OAKLAND, Calif. (KGO) -- Healthy food, green jobs, and community wellness are blooming in East Oakland's Sobrante Park. And "Planting Justice" is at the root of these growing efforts to secure food sovereignty in the Bay Area.

To date, the nonprofit organization has built over 550 edible permaculture gardens in the San Francisco Bay Area. Emerging from the grounds are a plethora of fruits and vegetables.

"Sage, blue rosemary, fava beans, fig trees," rattled off Planting Justice nursery technician Simone Robinson. "Look at this chard, it's beautiful."

Through the garden, Planting Justice has furthered the food justice movement by creating numerous jobs for formerly incarcerated community members.

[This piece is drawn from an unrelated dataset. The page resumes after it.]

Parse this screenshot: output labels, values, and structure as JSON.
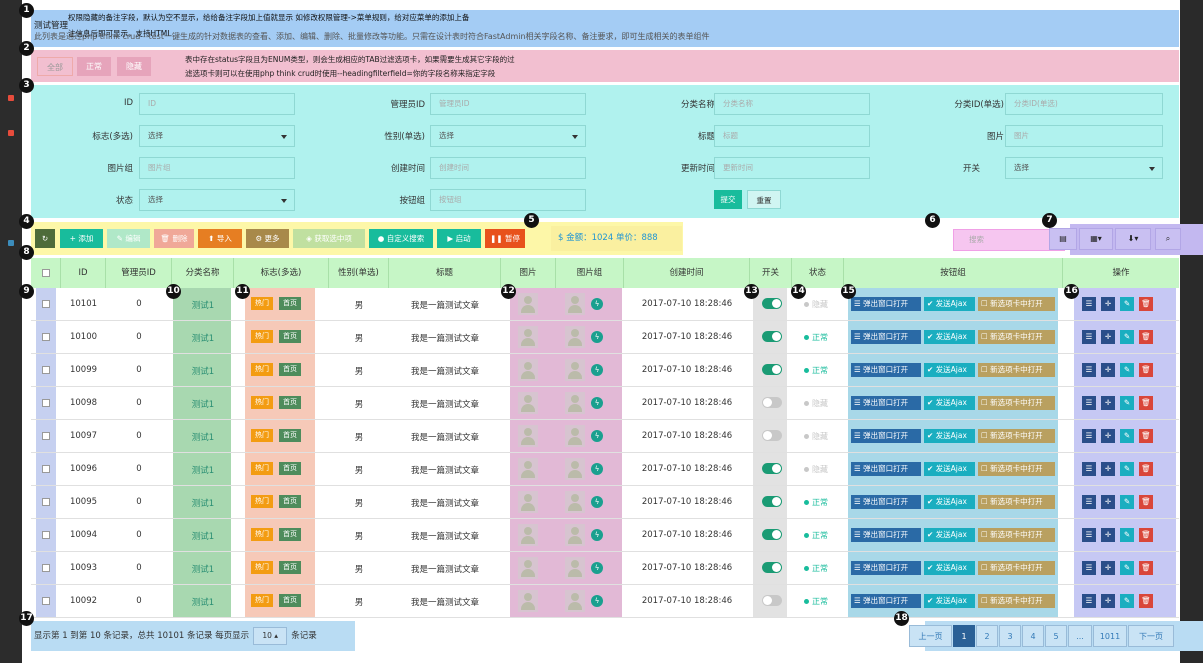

"As a high school student myself, I needed a job, and I was from a single-parent household where we were eating a lot of fast food, despite the fact that my parent had an associate's degree in culinary arts," explained Planting Justice Education Director Maya Salcedo.

"It painted a picture for me that health isn't just about decision-making, and it's not just about knowledge, but it's about what we have access to and what is convenient for us."

Salcedo and Robinson are addressing structural inequalities and transforming the food system one garden at a time. Since 2009, the organization has empowered hundreds of people to grow their own food.

Today, they're cultivating urban farms and training centers to increase the scope and scale of this work.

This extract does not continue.